1965 est aussi l’année de la fondation de Linus, où Umberto Eco et Elio Vittorini écrivirent en faveur de ce que l’on appelait, dans la désormais célèbre interview inaugurale d’Oreste Del Buono, la « littérature dessinée ». Le mensuel, le premier à être spécialisé dans le genre et destiné à un public hétérogène, a contribué de manière significative à diffuser la bande dessinée et à l’affranchir des préjugés qui l’associaient à une littérature trop infantile ou de bas étage, mais aussi à confronter de façon toujours plus marquée la bande dessinée de consommation et d’auteur. Sa version française ne tarde pas à voir le jour : en 1969 sort le premier numéro de Charlie, qui publie des bandes dessinées déjà apparues dans Linus et reprend ostensiblement la présentation graphique de la revue italienne.
Pendant cette même décennie, des auteurs considérés aujourd’hui comme les pionniers italiens du roman graphique, Hugo Pratt et Guido Buzzelli (ce dernier, pendant au moins une décennie, presque ignoré dans sa patrie) deviennent très rapidement populaires de l’autre côté des Alpes. A partir des années 1970, l’avant-garde de Métal Hurlant se fait une place dans la poétique des auteurs qui gravitent autour de Frigidaire et Cannibale, ainsi que du groupe « Valvoline » – dont l’un des représentant les plus connus, Lorenzo Mattotti, vit et travaille toujours en France. D’autres parcours possibles peuvent être explorer pour retracer ces liens dans une période plus récente, du déclin des magazines à l’irrésistible ascension du graphic novel.
Ce colloque se propose également de questionner, à travers des études de cas tirées des zones culturelles en question, la position qu’occupe ce médium dans le panorama composite des langages narratifs. Entre tous, la bande dessinée semble être, aujourd’hui encore, le plus « insaisissable » (Di Paola, 2019). Défini au début du XXème siècle comme discours syncrétique verbo-visuel, descendant direct de la caricature et des histoires illustrées, elle occupe une place très discutée parmi les langages d’image « statiques » – comme la peinture, les arts graphiques et la photographie – et de la narration – littérature, théâtre et cinéma – dont la bande dessinée mutualise et adapte les formes et les techniques d’expression (Barbieri, 1991).

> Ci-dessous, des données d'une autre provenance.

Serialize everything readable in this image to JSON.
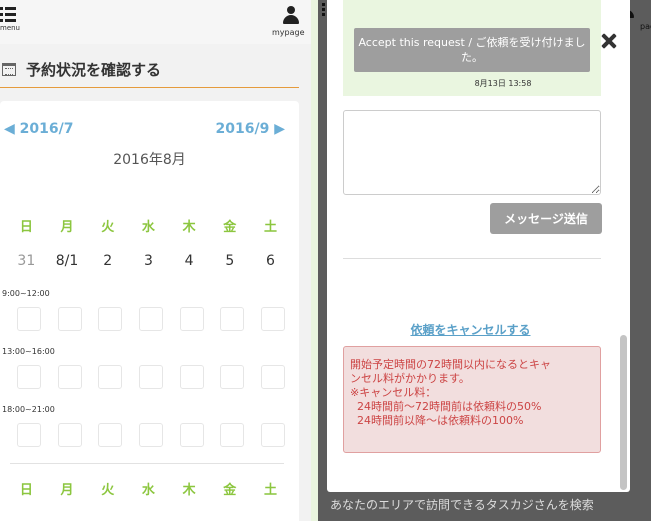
{
  "left": {
    "menu_label": "menu",
    "mypage_label": "mypage",
    "section_title": "予約状況を確認する",
    "calendar": {
      "prev_label": "◀ 2016/7",
      "next_label": "2016/9 ▶",
      "month_title": "2016年8月",
      "weekdays": [
        "日",
        "月",
        "火",
        "水",
        "木",
        "金",
        "土"
      ],
      "dates": [
        "31",
        "8/1",
        "2",
        "3",
        "4",
        "5",
        "6"
      ],
      "time_slots": [
        "9:00~12:00",
        "13:00~16:00",
        "18:00~21:00"
      ]
    }
  },
  "right": {
    "mypage_label": "page",
    "background_text": "あなたのエリアで訪問できるタスカジさんを検索"
  },
  "modal": {
    "tooltip_text": "Accept this request / ご依頼を受け付けました。",
    "message_time": "8月13日 13:58",
    "textarea_value": "",
    "textarea_placeholder": "",
    "send_button": "メッセージ送信",
    "cancel_link": "依頼をキャンセルする",
    "warning_lines": [
      "開始予定時間の72時間以内になるとキャ",
      "ンセル料がかかります。",
      "※キャンセル料：",
      "  24時間前〜72時間前は依頼料の50%",
      "  24時間前以降〜は依頼料の100%"
    ]
  },
  "colors": {
    "accent_orange": "#e59b3c",
    "weekday_green": "#8cc63f",
    "link_blue": "#6baed6",
    "warning_red": "#c44444",
    "warning_bg": "#f2dede",
    "message_bg": "#eaf6e0"
  },
  "icons": [
    "menu-icon",
    "user-icon",
    "calendar-icon",
    "close-icon",
    "resize-grip-icon"
  ]
}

S’il semble illusoire de définir d’une manière univoque ce qu’est la bande dessinée, soit comme production de masse soit sous forme de roman graphique, ce média – aussi en raison de sa nature double – a catalysé différentes approches méthodologiques, qui ont conflué avec les exigences historiographiques, se cumulant parfois, de la première période critique : de la sémiotique à la narratologie, de la sociologie à la philosophie, jusqu’aux neurosciences. Dans la redéfinition continue d’un champ d’études qui a pour objet un langage en perpétuelle mutation, redécouvrir son essence est une opération complexe, aux facettes nombreuses et différentes, dans laquelle persévèrent à s’engager une pluralité de sciences, parfois en désaccord évident. On prendra en considération l’application d’outils théoriques pour étudier tant les nouvelles tendances de la création, également étayées par la diffusion du format graphic novel et par l’avènement du numérique, que les formes « historiques », depuis l’espace d’expérimentation qu’offrirent les revues destinées à un public enfantin – comme le Corriere dei Piccoli, Le Dimanche Illustré et Le Journal de Spirou – à la poétique de la « ligne claire » de l’aire franco-belge, jusqu’à l’avant-gardisme des années soixante-dix et quatre-vingt.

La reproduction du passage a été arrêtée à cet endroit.